Hammond North and Lazy Boy have both proven themselves as stand sights. The question now remains how to develop them. Ground Blind? Ladder Stand? Luxury Sky Box?  We’ll just have to see. I think we can pull Westwood down. It has been of no use in a couple of seasons. We have not hunted out of Newstand either in a couple of years, but frankly Newstand is useless unless there are acorns falling. The trick here is moving out and exploiting more of the property. I did some calculations out on the stand this year. By my wild-as-can-be guessing, I figure that there is about one hunter per 20 acres in our part of the county on The Opener. There is one successful hunter per 80 acres. I figure as the season ended we were hunting about half of our 200 acres effectively. We need to build out from the knot we have made for ourselves. Moose, Angus and I are hunting in a triangle about 500 yards on a side with The Garden of Stone in the middle. There are good areas elsewhere on the property and Angus will be coming online as a new adult hunter next fall. Next year we will begin breaking out.
Reloading projects this year were mixed. I finally got hold of some H4350 (Thanks Supercore!) powder for O.T.’s 25-06. That looks like a good combination, and at the moment I have it shooting at 257 Roberts levels. I like the 117 grain Hornady SPBT bullet.  I’ll probably crank it up a little for next year. I really wish I had the chance to take a deer with it. The 8mm Mauser was an abject failure. So far all I have is a spray.
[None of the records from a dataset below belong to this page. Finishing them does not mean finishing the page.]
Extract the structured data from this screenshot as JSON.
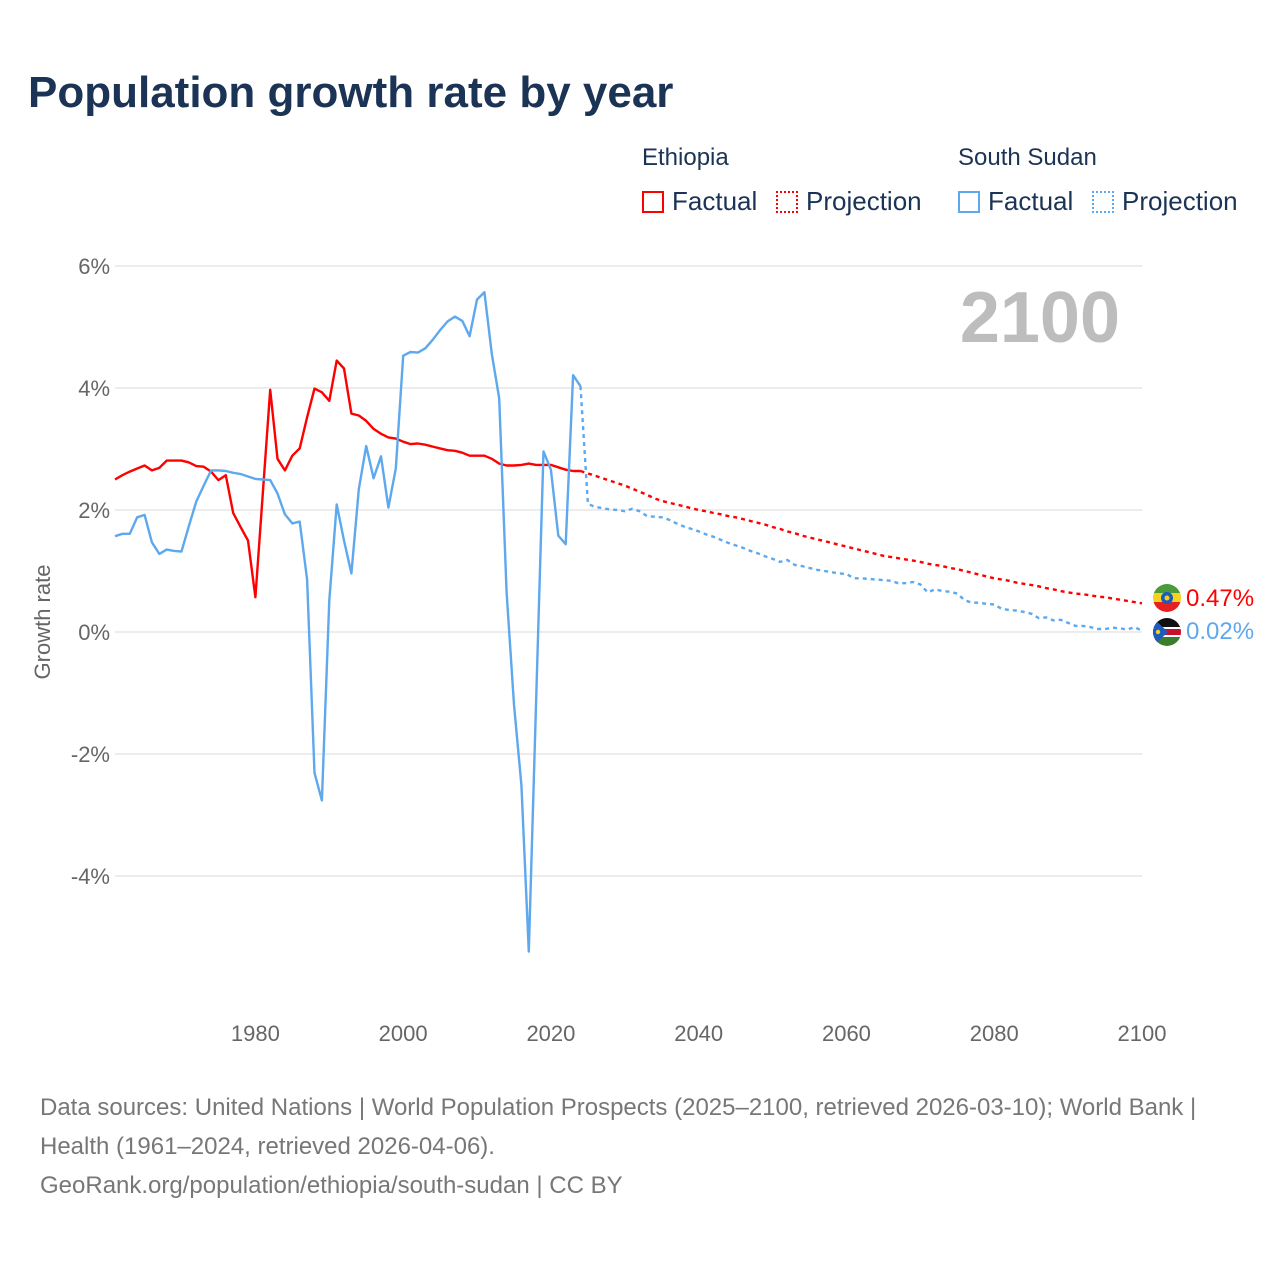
{
  "title": "Population growth rate by year",
  "legend": {
    "groups": [
      {
        "country": "Ethiopia",
        "factual": "Factual",
        "projection": "Projection",
        "color": "#ff0000"
      },
      {
        "country": "South Sudan",
        "factual": "Factual",
        "projection": "Projection",
        "color": "#5ea8ee"
      }
    ]
  },
  "year_display": "2100",
  "end_labels": {
    "ethiopia": "0.47%",
    "south_sudan": "0.02%"
  },
  "footer": {
    "line1": "Data sources: United Nations | World Population Prospects (2025–2100, retrieved 2026-03-10); World Bank | Health (1961–2024, retrieved 2026-04-06).",
    "line2": "GeoRank.org/population/ethiopia/south-sudan | CC BY"
  },
  "chart_data": {
    "type": "line",
    "title": "Population growth rate by year",
    "xlabel": "",
    "ylabel": "Growth rate",
    "xlim": [
      1961,
      2100
    ],
    "ylim": [
      -5.5,
      6.3
    ],
    "xticks": [
      1980,
      2000,
      2020,
      2040,
      2060,
      2080,
      2100
    ],
    "xtick_labels": [
      "1980",
      "2000",
      "2020",
      "2040",
      "2060",
      "2080",
      "2100"
    ],
    "yticks": [
      6,
      4,
      2,
      0,
      -2,
      -4
    ],
    "ytick_labels": [
      "6%",
      "4%",
      "2%",
      "0%",
      "-2%",
      "-4%"
    ],
    "grid": true,
    "legend_position": "top-right",
    "series": [
      {
        "name": "Ethiopia Factual",
        "color": "#ff0000",
        "style": "solid",
        "x_start": 1961,
        "values": [
          2.5,
          2.57,
          2.63,
          2.68,
          2.73,
          2.65,
          2.69,
          2.81,
          2.81,
          2.81,
          2.78,
          2.72,
          2.71,
          2.63,
          2.49,
          2.57,
          1.95,
          1.72,
          1.5,
          0.57,
          2.27,
          3.97,
          2.84,
          2.65,
          2.89,
          3.01,
          3.52,
          3.99,
          3.93,
          3.79,
          4.45,
          4.32,
          3.58,
          3.55,
          3.46,
          3.33,
          3.25,
          3.19,
          3.17,
          3.12,
          3.08,
          3.09,
          3.07,
          3.04,
          3.01,
          2.98,
          2.97,
          2.94,
          2.89,
          2.89,
          2.89,
          2.84,
          2.76,
          2.73,
          2.73,
          2.74,
          2.76,
          2.74,
          2.74,
          2.74,
          2.7,
          2.66,
          2.64,
          2.64
        ]
      },
      {
        "name": "Ethiopia Projection",
        "color": "#ff0000",
        "style": "dotted",
        "x_start": 2025,
        "values": [
          2.6,
          2.56,
          2.52,
          2.48,
          2.44,
          2.4,
          2.35,
          2.3,
          2.25,
          2.19,
          2.15,
          2.12,
          2.09,
          2.06,
          2.03,
          2.0,
          1.98,
          1.95,
          1.93,
          1.9,
          1.88,
          1.85,
          1.82,
          1.79,
          1.76,
          1.72,
          1.69,
          1.65,
          1.62,
          1.58,
          1.55,
          1.52,
          1.49,
          1.46,
          1.43,
          1.4,
          1.37,
          1.34,
          1.31,
          1.28,
          1.25,
          1.23,
          1.21,
          1.19,
          1.17,
          1.15,
          1.12,
          1.1,
          1.08,
          1.05,
          1.03,
          1.0,
          0.97,
          0.94,
          0.91,
          0.88,
          0.86,
          0.84,
          0.81,
          0.79,
          0.77,
          0.75,
          0.72,
          0.7,
          0.67,
          0.65,
          0.63,
          0.62,
          0.6,
          0.58,
          0.57,
          0.55,
          0.53,
          0.51,
          0.49,
          0.47
        ]
      },
      {
        "name": "South Sudan Factual",
        "color": "#5ea8ee",
        "style": "solid",
        "x_start": 1961,
        "values": [
          1.57,
          1.61,
          1.61,
          1.88,
          1.92,
          1.47,
          1.28,
          1.35,
          1.33,
          1.32,
          1.74,
          2.14,
          2.4,
          2.65,
          2.65,
          2.64,
          2.61,
          2.59,
          2.55,
          2.51,
          2.5,
          2.49,
          2.27,
          1.93,
          1.78,
          1.81,
          0.86,
          -2.31,
          -2.76,
          0.52,
          2.09,
          1.5,
          0.96,
          2.34,
          3.05,
          2.52,
          2.88,
          2.04,
          2.68,
          4.53,
          4.59,
          4.58,
          4.65,
          4.79,
          4.95,
          5.09,
          5.17,
          5.1,
          4.85,
          5.45,
          5.57,
          4.56,
          3.83,
          0.65,
          -1.19,
          -2.51,
          -5.24,
          -1.14,
          2.96,
          2.66,
          1.58,
          1.44,
          4.21,
          4.03
        ]
      },
      {
        "name": "South Sudan Projection",
        "color": "#5ea8ee",
        "style": "dotted",
        "x_start": 2025,
        "values": [
          2.1,
          2.05,
          2.03,
          2.01,
          2.0,
          1.98,
          2.02,
          1.98,
          1.9,
          1.89,
          1.88,
          1.84,
          1.78,
          1.73,
          1.69,
          1.65,
          1.6,
          1.56,
          1.51,
          1.46,
          1.42,
          1.38,
          1.33,
          1.29,
          1.24,
          1.2,
          1.15,
          1.18,
          1.1,
          1.08,
          1.05,
          1.02,
          1.0,
          0.98,
          0.96,
          0.95,
          0.88,
          0.88,
          0.87,
          0.86,
          0.85,
          0.84,
          0.8,
          0.8,
          0.82,
          0.78,
          0.65,
          0.7,
          0.67,
          0.66,
          0.63,
          0.52,
          0.48,
          0.48,
          0.46,
          0.45,
          0.38,
          0.36,
          0.35,
          0.33,
          0.3,
          0.23,
          0.24,
          0.19,
          0.2,
          0.15,
          0.1,
          0.1,
          0.08,
          0.05,
          0.05,
          0.07,
          0.06,
          0.04,
          0.08,
          0.02
        ]
      }
    ]
  }
}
I will be looking for a different bullet choice next and that Trashco scope has to go!
Angus will be receiving my Winchester 670 to start off next season. I will start him off with 150 grain Rem Corelokts over H4895– same recipe as Moose. I am looking to replace the 670 with a Ruger Hawkeye in ’06. This will be my “the Last 30-06”. I’m 55. I have had a bunch of 30-06 rifles. Looking at all my contemporaries, I see a general turn towards lighter recoil as they get older. I figure now is as good a time as any to start that trend. When I’m 95, I want to roll the wheelchair over to the window and plug a 12-pointer with a .223 REM. Now is the time to start planning.
Coyotes. Did I mention the coyotes? Things have been so bad with the coyotes, that I made the patriarchal decree that all folks going afield needed to be armed. There have been stories from the neighbors that indicate these 4-legged poachers are getting fiesty. I had a 357 Magnum Marlin Lever that seems to be a good fit. I will also bring the Mini 14 online for this purpose. Of course, during turkey or squirrel or deer season we are all pretty well armed anyway, but there will be times KYHillChick or Angus will go out hiking alone. So far we have not been attacked, but all of us have been tracked by the boogers. The dogs have been attacked. So far, Jay, the collie, has gotten the upperhand. However, going about armed is just the safe thing to do. A long standing goal I have had is to take the fight to the dogs. So far all of our encounters have occurred while doing something else. It is time we deliberately started putting the hurt on them. Up until now, it just has not been a high priorty.
Well, one more weekend at Camp, locking up, and then it will be down to the Shamanic Reloading Cave for the winter. I’m making sure KYHillChick has a big enough Thanksgiving turkey that I can bring a good sized plate down to Ed, the Guard.